Since $I_a(z) = \sum\limits_{j=0}^{\infty} \dfrac{(z/2)^{2j+a}}{j!(j+a)!} $, for small $z$, $I_{|m|}(z) \approx \dfrac{1}{|m|!}+\dfrac{(z/2)^{|m|+2}}{(|m|+1)!} $.

If $|z| \le 1$, $|I_a(z)| \le \sum\limits_{j=0}^{\infty} \dfrac{(1/2)^{2j+a}}{j!(j+a)!} = \sum\limits_{j=0}^{\infty} \dfrac{1}{j!(j+a)!2^{2j+a}} < \dfrac1{a!2^a} $.

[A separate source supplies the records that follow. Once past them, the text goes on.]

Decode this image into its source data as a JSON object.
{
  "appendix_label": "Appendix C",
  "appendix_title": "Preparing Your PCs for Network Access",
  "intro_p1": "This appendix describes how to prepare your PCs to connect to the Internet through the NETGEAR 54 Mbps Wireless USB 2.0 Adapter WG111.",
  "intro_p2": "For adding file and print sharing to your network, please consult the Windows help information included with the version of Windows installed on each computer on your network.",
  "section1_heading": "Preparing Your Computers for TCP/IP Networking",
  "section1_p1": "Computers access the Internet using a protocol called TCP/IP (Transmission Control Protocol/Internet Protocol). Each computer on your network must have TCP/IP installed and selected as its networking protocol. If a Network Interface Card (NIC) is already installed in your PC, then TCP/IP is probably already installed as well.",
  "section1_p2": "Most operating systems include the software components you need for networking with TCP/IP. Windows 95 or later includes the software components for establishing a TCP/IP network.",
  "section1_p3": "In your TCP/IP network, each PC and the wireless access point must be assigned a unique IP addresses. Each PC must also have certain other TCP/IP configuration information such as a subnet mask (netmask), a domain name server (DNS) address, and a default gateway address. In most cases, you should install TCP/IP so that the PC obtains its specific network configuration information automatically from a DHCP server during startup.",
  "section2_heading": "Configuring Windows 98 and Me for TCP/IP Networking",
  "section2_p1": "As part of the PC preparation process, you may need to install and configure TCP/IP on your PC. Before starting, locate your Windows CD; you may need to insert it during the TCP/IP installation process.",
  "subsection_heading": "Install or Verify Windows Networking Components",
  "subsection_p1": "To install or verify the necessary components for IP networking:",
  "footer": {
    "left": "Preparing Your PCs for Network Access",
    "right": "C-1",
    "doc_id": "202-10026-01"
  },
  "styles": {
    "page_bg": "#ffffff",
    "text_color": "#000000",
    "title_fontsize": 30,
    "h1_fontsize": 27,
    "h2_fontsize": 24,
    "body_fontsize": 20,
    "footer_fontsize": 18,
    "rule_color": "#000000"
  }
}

Let $v(d) =\sum\limits_{m=-\infty}^{\infty}\int_0^d e^{-t}\left[I_{|m|}\left(\frac{t}{d}\right)\right]^d \;\mathrm dt =\sum\limits_{m=-\infty}^{\infty} v_{|m|}(d) $ where $v_{m}(d) =\int_0^d e^{-t}\left[I_{m}\left(\frac{t}{d}\right)\right]^d \;\mathrm dt $

Similarly, let $w(d) =\sum\limits_{m=-\infty}^{\infty}\int_d^{\infty} e^{-t}\left[I_{|m|}\left(\frac{t}{d}\right)\right]^d \;\mathrm dt =\sum\limits_{m=-\infty}^{\infty} w_{|m|}(d) $ where $w_{m}(d) =\int_d^{\infty} e^{-t}\left[I_{m}\left(\frac{t}{d}\right)\right]^d \;\mathrm dt $.

Then:

$$|v_{m}(d)|\le\int_0^d e^{-t}\left|I_{m}\left(\frac{t}{d}\right)\right|^d \;\mathrm dt$$ $$\le\frac1{(m!2^m)^d}\int_0^d e^{-t} \;\mathrm dt$$ $$\le\frac1{(m!2^m)^d}$$ so: $$v(d)\le2\sum_{m=0}^{\infty} \frac1{(m!2^m)^d}$$

which converges rather violently.

Now comes the interesting part.

$$w_{m}(d)=\int_d^{\infty} e^{-t}\left[I_{m}\left(\frac{t}{d}\right)\right]^d \;\mathrm dt$$ $$\approx\int_d^{\infty} e^{-t}\left[ \dfrac{e^{t/d}}{\sqrt{2\pi t/d}}\right]^d \;\mathrm dt$$ $$= \int_d^{\infty} \dfrac{1}{(2\pi t/d)^{d/2}} \;\mathrm dt$$ $$= \left(\dfrac{d}{2\pi}\right)^{d/2}\int_d^{\infty} \dfrac{\mathrm dt}{t^{d/2}}$$

If $d \le 2$, the integral diverges.

If $d > 2$, $w_m(d) \approx \left(\dfrac{d}{2\pi}\right)^{d/2}\dfrac{d^{1-d/2}}{d/2-1} =\dfrac{d}{(2\pi)^{d/2}(d/2-1)} =\dfrac{1}{(2\pi)^{d/2}(1/2-1/d)} $.

Since all the $w_m(d)$ are asymptotically independent of $m$ (which surprises me), the sum of them diverges.

Therefore, the overall sum diverges.